Disclaimer: This happened on April 2015.
Police in Shropshire have issued a warning after the death of a woman who took “diet pills” bought over the internet.
Doctors were unable to save Eloise Aimee Parry, 21, from Shrewsbury, who took the tablets believed to contain the highly toxic industrial chemical dinitrophenol, also known as DNP.
Her mother, Fiona Parry, said her daughter had burned up from the inside and her metabolism “exploded like TNT” after taking the pills.
She said her daughter began feeling unwell at about lunchtime on 12 April and drove herself to Royal Shrewsbury hospital, where she explained to doctors what she had taken. She said there was no great panic because “[Eloise] was still completely lucid and with it. At this point she still seemed to be OK.”
That changed when doctors carried out a toxicology report that revealed “how dire her situation was”. “The drug was in her system, there was no antidote, two tablets was a lethal dose and she had taken eight,” Fiona Parry said in a tribute posted online. “As Eloise deteriorated, the staff in A&E did all they could to stabilize her.
“When her heart stopped they couldn’t revive her. She had crashed. She had taken so much DNP that the consequences were inevitable. They never stood a chance of saving her. She burned and crashed.”

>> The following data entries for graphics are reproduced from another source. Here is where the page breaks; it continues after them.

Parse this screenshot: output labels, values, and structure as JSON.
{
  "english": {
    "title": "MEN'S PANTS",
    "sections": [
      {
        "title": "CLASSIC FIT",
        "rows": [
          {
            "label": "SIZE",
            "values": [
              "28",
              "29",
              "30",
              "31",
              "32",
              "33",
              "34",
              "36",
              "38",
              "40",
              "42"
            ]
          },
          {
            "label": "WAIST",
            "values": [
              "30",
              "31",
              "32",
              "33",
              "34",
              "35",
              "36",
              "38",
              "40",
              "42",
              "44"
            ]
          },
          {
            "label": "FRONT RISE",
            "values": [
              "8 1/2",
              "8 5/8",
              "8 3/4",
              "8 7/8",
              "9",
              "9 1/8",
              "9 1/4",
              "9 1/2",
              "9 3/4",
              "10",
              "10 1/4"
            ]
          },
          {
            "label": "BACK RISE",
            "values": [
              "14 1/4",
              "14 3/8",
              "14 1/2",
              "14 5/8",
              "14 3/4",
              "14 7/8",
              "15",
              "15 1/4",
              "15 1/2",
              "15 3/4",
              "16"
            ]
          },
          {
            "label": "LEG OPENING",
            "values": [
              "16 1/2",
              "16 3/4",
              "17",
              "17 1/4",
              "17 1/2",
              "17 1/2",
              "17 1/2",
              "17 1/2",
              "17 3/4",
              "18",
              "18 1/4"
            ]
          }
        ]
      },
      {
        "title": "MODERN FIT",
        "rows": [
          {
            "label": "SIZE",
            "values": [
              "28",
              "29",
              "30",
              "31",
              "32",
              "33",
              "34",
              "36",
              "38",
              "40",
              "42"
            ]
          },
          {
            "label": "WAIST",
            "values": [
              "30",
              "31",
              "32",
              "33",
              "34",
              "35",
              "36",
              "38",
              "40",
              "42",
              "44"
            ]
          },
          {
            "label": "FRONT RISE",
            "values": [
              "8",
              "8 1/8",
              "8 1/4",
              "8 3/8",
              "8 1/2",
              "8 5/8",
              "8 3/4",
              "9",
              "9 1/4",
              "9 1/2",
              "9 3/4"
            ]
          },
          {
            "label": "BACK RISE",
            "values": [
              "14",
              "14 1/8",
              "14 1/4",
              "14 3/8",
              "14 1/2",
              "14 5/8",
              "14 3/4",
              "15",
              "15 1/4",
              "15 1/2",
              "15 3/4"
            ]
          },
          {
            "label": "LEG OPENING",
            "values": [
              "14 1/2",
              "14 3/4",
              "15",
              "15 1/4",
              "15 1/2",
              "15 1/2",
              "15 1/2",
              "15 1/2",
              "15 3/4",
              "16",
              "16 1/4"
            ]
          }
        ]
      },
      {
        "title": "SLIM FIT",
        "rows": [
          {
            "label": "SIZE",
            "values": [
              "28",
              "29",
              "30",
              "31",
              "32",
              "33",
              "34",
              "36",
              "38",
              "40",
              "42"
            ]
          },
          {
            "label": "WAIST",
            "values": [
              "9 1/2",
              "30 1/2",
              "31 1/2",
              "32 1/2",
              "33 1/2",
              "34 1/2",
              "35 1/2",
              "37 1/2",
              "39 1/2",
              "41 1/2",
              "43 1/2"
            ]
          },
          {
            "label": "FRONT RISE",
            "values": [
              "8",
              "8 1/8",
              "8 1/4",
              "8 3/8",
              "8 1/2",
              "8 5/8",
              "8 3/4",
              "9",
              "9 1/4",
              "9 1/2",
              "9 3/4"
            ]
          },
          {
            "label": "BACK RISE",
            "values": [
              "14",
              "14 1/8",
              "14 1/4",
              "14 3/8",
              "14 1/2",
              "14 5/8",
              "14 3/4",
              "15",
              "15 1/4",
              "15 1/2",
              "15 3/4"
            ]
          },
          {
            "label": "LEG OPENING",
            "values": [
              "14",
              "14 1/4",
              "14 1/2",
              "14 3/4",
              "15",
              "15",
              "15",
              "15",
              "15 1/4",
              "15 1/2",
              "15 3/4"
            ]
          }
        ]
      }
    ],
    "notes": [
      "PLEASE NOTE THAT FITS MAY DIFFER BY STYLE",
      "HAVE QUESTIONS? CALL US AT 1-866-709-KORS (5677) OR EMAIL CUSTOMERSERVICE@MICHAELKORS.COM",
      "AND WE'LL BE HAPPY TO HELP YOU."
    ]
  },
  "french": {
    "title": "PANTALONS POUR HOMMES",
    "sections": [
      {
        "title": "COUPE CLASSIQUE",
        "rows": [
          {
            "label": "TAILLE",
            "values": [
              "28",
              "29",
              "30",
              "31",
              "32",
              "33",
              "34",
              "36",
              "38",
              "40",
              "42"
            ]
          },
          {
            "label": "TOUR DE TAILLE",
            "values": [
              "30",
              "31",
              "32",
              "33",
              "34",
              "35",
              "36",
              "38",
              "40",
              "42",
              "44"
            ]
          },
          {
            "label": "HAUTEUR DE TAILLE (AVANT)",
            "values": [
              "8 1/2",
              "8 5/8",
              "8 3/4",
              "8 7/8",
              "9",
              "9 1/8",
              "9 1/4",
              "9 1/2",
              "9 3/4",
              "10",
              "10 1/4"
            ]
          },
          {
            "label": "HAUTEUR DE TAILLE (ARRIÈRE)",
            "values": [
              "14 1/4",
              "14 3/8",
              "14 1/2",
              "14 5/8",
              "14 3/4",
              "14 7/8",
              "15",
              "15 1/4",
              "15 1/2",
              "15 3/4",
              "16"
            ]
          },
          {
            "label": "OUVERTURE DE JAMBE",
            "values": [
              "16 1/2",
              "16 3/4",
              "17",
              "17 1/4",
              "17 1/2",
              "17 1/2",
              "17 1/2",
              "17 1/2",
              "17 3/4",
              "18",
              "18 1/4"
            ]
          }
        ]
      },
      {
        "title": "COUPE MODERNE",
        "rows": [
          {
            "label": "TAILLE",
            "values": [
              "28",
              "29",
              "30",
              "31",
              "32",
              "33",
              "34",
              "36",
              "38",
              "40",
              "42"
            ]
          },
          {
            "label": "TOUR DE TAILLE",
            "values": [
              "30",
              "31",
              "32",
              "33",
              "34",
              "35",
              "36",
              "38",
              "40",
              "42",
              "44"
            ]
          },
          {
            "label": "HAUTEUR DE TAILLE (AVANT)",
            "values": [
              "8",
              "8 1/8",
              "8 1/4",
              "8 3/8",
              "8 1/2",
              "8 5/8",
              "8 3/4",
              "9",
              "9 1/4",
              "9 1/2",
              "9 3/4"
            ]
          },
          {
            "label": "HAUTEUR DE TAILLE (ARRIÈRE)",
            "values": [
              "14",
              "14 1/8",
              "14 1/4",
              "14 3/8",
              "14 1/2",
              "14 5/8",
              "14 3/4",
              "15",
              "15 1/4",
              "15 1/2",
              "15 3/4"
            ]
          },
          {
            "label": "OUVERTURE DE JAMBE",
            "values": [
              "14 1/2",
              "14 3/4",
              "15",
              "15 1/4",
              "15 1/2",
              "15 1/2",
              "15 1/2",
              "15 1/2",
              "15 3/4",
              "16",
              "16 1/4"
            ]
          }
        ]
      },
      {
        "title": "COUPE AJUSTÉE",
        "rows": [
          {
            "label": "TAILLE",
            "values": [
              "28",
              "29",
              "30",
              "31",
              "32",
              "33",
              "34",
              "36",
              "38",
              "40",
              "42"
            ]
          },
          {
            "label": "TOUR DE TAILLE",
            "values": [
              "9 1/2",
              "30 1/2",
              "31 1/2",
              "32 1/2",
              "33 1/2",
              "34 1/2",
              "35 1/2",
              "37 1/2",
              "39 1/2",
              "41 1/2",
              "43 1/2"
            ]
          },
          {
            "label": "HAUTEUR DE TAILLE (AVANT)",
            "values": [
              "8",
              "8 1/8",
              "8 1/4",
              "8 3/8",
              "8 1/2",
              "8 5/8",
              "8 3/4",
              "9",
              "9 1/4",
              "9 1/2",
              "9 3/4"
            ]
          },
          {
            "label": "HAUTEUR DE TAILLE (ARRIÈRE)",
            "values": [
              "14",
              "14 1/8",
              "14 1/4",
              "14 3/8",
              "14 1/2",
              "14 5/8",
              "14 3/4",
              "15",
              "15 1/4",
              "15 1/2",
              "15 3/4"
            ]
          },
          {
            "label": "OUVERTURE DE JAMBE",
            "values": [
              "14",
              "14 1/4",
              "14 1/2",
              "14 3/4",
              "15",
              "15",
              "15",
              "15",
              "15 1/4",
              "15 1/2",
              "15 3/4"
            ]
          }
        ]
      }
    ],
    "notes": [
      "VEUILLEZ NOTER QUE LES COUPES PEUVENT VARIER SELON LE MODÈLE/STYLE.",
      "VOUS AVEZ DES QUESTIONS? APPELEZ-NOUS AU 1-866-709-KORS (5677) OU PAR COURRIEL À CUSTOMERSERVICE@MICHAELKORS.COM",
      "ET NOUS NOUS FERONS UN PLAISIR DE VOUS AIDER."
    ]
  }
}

Parry died the same day. Her mother added that that she would be greatly missed by everyone who knew her.
Speaking on Sky News, she said: “Once it’s in your system, there is nothing that will get it out again. Please don’t take this drug. If you’re somebody that makes the mistake that my daughter did, and takes too many of these pills, the doctors won’t be able to get them out of your system. It’s an awful way to die. I wouldn’t wish it on anybody.”
West Mercia police are conducting an investigation into Parry’s death and have issued a warning about buying diet pills online.
Ch Insp Jennifer Mattinson said: “We are undoubtedly concerned over the origin and sale of these pills, and are working with partner agencies to establish where they were bought from and how they were advertised.
“The coroner’s report will establish the exact cause of Eloise’s death, but we urge the public to be incredibly careful when purchasing medicine or supplements over the internet. Substances from unregistered websites could put your health at risk as they could be extremely harmful, out-of-date or fake.”
DNP was first used in French munition factories during the first world war to make explosives. The chemical became popular among people trying to lose weight, including those with eating disorders and bodybuilders, after clinical trials revealed it can result in the loss of up to 7kg in a week.
It does this by accelerating a person’s metabolism to a “dangerously fast level”, the NHS Choices website explains. Side-effects include skin lesions and cataracts and in some cases people have “literally cooked to death” after taking a fatal dose.
DNP was designated as “extremely dangerous and not fit for human consumption” in 1938 and is regulated by the Food Standards Agency (FSA). It is not an illegal substance, because it is used as a pesticide. Websites offer the drug without restriction, sometimes in capsule form, with only a clause stating that they do not take responsibility for how customers administer it.
Eloise Parry’s death is the fifth in the UK to be attributed to DNP, and more than 60 people worldwide have died as a result of taking it. In 2013, Sarah Houston, a 23-year-old student, was found dead in her bedroom after taking DNP. Houston’s parents, both doctors, called for an end to the “morally repugnant” practice of selling the drug in capsule form.
The previous year, Sarmad Alladin, an 18-year-old bodybuilder, died after taking DNP to lose weight, and Sean Cleathero, a 28-year-old father of one, died after taking the drug, which he got from a gym.
The FSA has previously issued advice against consumption of DNP in any form, which it said “can be extremely dangerous to human health”.
Public Health England said it was working with other agencies to raise awareness of DNP among healthcare professionals and the public. “DNP is not licensed as a medicine in the UK and is classified as a hazardous chemical as a result of its toxicity,” it said in a statement. “Adverse health effects are more common after taking high doses but severe adverse effects can occur when the drug is taken in the doses recommended on websites or by suppliers.”